The authors note that when the 3 groups were combined, the annual pneumonia hospitalization rate showed a more modest decline, and there was little change in the inpatient mortality rate, varying from a small increase to a small decline depending on the approach to risk adjustment.

"These findings have important implications. They suggest that attempts to measure the outcomes of patients with pneumonia by studying only those who receive a principal diagnosis of pneumonia will be biased toward increasingly less severe cases. This is especially problematic in the context of longitudinal studies that are subject to the effects of temporal trends in coding practice. Furthermore, ongoing efforts to measure and compare the performance of hospitals, such as those currently being carried out by the Centers for Medicare & Medicaid Services, may also be biased if there is variation across hospitals in their use of the sepsis and respiratory failure codes," the researchers write.

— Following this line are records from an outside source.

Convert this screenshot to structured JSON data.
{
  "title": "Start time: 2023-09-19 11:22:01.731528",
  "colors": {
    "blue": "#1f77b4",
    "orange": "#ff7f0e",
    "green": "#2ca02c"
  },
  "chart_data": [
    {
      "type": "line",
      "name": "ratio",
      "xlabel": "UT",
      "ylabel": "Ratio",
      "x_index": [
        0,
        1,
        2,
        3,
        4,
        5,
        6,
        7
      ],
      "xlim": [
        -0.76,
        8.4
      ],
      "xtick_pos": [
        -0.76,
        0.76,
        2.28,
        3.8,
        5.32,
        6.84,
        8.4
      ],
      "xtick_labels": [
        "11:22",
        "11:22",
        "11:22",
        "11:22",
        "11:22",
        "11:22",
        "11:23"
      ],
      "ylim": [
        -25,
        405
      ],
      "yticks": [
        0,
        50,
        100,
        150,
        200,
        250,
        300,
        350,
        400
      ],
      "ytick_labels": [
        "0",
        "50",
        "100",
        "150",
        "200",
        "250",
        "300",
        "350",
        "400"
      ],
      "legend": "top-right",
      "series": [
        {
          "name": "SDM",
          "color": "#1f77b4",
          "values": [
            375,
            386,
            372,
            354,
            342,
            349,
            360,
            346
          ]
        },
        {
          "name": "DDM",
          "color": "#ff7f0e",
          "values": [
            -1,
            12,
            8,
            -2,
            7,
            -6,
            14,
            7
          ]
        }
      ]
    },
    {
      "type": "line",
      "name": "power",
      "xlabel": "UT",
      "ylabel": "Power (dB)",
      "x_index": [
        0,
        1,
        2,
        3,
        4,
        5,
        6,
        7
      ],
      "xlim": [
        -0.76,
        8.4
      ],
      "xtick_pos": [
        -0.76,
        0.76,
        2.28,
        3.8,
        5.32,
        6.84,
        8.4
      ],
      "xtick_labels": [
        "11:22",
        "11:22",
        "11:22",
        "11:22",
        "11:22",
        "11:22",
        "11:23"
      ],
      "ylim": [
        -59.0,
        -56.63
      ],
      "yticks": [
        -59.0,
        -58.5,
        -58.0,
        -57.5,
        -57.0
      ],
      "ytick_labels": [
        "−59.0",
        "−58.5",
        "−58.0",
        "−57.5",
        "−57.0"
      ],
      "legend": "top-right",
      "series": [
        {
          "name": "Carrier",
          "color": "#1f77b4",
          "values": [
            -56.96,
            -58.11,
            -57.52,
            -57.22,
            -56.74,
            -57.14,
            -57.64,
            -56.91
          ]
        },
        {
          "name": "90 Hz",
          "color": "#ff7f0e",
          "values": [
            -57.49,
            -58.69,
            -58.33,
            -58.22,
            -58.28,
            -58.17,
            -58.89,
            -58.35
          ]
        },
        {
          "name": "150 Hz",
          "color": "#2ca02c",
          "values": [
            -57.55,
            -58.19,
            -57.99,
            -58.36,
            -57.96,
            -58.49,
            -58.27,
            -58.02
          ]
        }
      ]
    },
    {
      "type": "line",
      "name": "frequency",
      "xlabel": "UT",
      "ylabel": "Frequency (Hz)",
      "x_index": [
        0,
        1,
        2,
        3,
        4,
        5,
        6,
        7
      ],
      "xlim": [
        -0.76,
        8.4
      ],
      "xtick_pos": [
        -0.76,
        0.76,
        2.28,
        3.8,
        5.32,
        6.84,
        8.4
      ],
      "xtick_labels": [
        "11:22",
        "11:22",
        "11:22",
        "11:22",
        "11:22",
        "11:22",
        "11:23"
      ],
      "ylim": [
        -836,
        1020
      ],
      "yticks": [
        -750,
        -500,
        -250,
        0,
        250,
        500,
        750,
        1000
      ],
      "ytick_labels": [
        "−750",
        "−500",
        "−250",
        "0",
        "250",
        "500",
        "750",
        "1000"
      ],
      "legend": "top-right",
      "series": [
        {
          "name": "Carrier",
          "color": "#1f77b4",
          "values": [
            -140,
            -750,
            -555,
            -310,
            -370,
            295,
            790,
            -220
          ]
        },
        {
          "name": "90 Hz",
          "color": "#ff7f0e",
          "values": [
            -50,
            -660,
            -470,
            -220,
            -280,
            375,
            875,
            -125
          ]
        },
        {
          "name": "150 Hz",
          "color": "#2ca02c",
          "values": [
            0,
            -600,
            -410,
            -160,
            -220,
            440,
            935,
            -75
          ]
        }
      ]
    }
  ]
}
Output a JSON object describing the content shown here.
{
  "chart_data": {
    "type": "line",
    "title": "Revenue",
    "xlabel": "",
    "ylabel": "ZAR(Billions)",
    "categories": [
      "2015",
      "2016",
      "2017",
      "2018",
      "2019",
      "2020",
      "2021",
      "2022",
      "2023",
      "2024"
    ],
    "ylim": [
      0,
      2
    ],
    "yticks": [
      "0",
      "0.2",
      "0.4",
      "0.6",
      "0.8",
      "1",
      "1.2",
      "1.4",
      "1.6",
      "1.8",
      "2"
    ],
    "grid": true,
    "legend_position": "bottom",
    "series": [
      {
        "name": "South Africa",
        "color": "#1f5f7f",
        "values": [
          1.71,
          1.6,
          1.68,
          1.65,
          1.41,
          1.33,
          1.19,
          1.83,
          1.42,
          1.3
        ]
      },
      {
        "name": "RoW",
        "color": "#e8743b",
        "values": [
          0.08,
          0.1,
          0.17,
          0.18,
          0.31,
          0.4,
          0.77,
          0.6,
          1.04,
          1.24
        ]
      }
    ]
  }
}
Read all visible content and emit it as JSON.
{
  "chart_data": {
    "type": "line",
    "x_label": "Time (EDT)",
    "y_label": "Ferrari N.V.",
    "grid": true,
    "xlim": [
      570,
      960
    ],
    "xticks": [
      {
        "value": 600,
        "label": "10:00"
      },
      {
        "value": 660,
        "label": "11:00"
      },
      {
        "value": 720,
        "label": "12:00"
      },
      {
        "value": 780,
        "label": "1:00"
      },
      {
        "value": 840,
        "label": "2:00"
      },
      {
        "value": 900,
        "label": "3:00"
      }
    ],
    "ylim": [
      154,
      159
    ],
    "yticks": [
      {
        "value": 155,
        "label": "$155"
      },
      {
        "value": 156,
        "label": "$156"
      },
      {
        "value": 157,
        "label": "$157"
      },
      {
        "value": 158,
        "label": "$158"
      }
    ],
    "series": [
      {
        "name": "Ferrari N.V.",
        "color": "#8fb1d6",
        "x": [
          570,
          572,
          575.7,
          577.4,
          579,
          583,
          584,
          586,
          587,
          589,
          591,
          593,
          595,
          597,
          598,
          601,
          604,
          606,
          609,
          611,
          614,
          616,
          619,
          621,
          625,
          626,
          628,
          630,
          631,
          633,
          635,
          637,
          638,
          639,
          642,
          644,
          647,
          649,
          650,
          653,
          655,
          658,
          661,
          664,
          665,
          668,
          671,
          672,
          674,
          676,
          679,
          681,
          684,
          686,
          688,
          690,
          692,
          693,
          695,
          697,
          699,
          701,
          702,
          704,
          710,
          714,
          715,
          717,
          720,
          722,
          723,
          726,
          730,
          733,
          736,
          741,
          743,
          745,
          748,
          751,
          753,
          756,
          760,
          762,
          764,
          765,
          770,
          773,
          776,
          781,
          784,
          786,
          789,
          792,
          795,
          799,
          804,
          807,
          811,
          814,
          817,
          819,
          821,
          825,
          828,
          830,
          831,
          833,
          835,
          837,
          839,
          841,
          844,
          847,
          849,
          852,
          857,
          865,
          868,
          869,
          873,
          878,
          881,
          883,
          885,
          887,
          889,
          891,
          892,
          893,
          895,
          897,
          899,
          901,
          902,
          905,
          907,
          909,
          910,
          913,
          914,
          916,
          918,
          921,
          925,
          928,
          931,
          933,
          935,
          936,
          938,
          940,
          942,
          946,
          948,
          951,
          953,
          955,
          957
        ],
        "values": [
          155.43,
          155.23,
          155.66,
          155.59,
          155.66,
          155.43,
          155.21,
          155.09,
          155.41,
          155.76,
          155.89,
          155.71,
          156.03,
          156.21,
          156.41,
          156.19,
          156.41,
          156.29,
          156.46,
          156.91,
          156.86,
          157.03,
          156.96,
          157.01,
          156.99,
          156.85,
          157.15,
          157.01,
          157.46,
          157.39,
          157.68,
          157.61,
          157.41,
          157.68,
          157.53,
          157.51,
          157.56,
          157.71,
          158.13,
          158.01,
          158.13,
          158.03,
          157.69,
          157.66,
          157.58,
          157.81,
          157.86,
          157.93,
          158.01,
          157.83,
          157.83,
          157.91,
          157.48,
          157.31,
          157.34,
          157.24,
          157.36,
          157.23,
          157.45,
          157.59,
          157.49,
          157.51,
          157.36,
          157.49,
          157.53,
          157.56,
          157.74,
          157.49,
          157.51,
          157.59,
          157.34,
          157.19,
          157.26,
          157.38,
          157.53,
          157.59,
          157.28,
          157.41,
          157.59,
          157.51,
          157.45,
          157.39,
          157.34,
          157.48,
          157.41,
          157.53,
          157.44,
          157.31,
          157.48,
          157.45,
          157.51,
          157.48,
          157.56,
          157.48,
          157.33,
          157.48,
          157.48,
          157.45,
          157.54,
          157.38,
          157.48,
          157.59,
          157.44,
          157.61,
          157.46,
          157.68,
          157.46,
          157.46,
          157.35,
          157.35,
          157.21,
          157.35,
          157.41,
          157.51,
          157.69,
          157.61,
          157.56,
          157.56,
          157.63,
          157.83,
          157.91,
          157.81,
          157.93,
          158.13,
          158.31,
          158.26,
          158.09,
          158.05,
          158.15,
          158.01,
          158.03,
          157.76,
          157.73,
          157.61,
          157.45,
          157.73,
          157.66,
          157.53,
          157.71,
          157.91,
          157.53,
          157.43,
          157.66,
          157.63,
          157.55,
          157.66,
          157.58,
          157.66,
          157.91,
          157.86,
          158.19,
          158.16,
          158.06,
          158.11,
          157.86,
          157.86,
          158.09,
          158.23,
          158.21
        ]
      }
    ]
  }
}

The authors add that although their study "was not designed to identify the cause of changes in the choice of principal diagnosis for patients with pneumonia, increased documentation and coding of sepsis may have been driven by guidelines that defined a broader set of sepsis signs and symptoms, a national campaign focused on the early recognition and treatment of sepsis, and the higher hospital reimbursement rates associated with sepsis and respiratory failure."

"In conclusion, changing patterns in diagnostic coding provide reason to doubt that improvements in the mortality of patients with a principal diagnosis of pneumonia accurately reflect trends in pneumonia outcomes. Without taking into account the broader range of principal and secondary diagnosis combinations that can be used to assign codes to a patient with pneumonia, efforts to examine trends in outcomes or to compare hospital performance may produce biased results."